How can we say YABU unless we know more about the mother.

She might have been a very caring, attentive, nurturing mother who taught her daughter about life, about having ambition and making good choices. Could be that her daughter just didn't play ball with Mum's rules; therefore she's not surprised.

Or was she a mother who perpetuated the myth that teenage pregnancy is a route to getting govt help and housing? Again, she's not surprised.

Being a great mum is not mutually exclusive with having a head-strong child who will bloody well do what she wants to do.

No matter what though, a 17 year old being pregnant is not ideal. She is unlikely to have a means of income or a long-term partner and will probably end up being a drain on either her parents or the state.

Laquitar · 10/06/2011 22:13

I meant fuzzpig's post

fuzzpigFriday · 10/06/2011 22:13

Ambition: A strong desire to do or to achieve something, typically requiring determination and hard work.

So yeah, I'd say I was ambitious - the 'something' being 'to have a family and be a great mum'. Just because it is a different 'something' doesn't mean it's not a decent ambition.

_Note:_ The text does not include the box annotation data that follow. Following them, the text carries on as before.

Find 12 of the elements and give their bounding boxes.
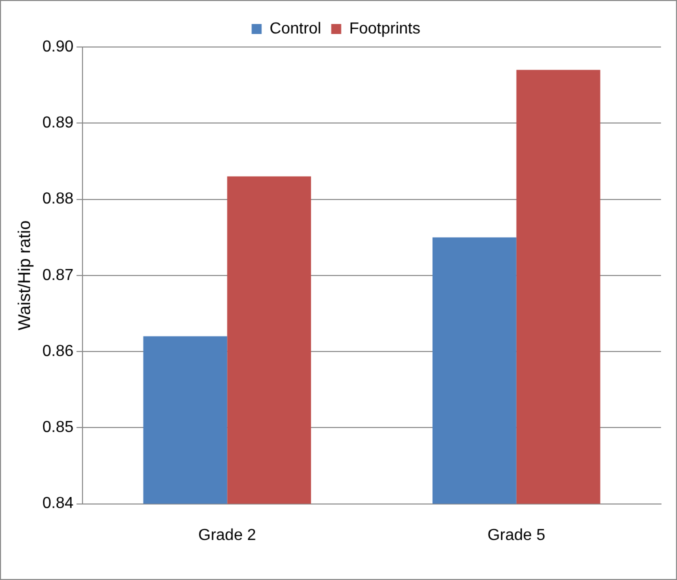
y-tick-label: 0.85 (42, 419, 74, 436)
y-tick-label: 0.89 (42, 114, 74, 132)
x-tick-label: Grade 2 (198, 526, 256, 544)
y-tick-label: 0.88 (42, 190, 74, 208)
y-tick-label: 0.86 (42, 342, 74, 360)
y-tick-label: 0.90 (42, 38, 74, 56)
y-tick-label: 0.84 (42, 495, 74, 512)
y-tick-label: 0.87 (42, 266, 74, 284)
legend-label: Control (270, 20, 322, 38)
legend-label: Footprints (349, 20, 420, 38)
x-tick-label: Grade 5 (487, 526, 546, 544)
y-axis-title: Waist/Hip ratio (14, 220, 34, 330)
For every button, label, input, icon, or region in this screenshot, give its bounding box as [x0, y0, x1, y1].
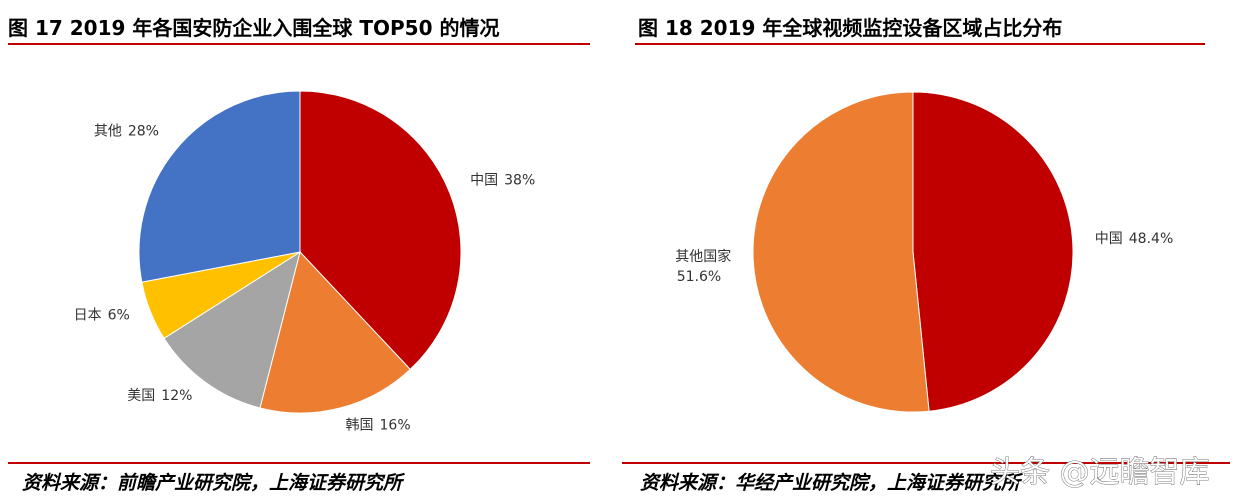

Anyway, I do have career aspirations - I'm training to be a teacher eventually, and hoping to get further with my volunteering - it's just that those things to me were secondary to having DCs.

Psychpineapple · 10/06/2011 22:15

From the age of 15 I worked in Tescos shelf stacking, I studied for my 'A' levels and worked and raised a wonderful child. I studied for my degree, worked and still raised a wonderful child.

I then went out to work.

It is not difficult you just have to actually do it, rather than be lazy about it.

MrsTwinks · 10/06/2011 22:19

YABVU, you dont know the exact situation, There could be all sorts of reasons shes pregnant and the mum expected it; because shes in a relationship and shes useless at remembering to take her pill (we all have those momennts) for example, not all of them mean she meant to, and that doesnt make her awful, and doesn't mean that her mum failed as a parent. Where does it say women cant be mothers at 17 and that means they have no ambition?? to that point where does it say you have to ambitious to not be a bad person with no morals/values etc?

thefirstMrsDeVere · 10/06/2011 22:21

How stupid of me to compare a bad situation with a dire one.

I apologise

Get on with your ridiculous posturing about your self restraining, well bought up kids who wouldnt dream of having sex.

D0G · 10/06/2011 22:22

This reply has been deleted

Message withdrawn at poster's request.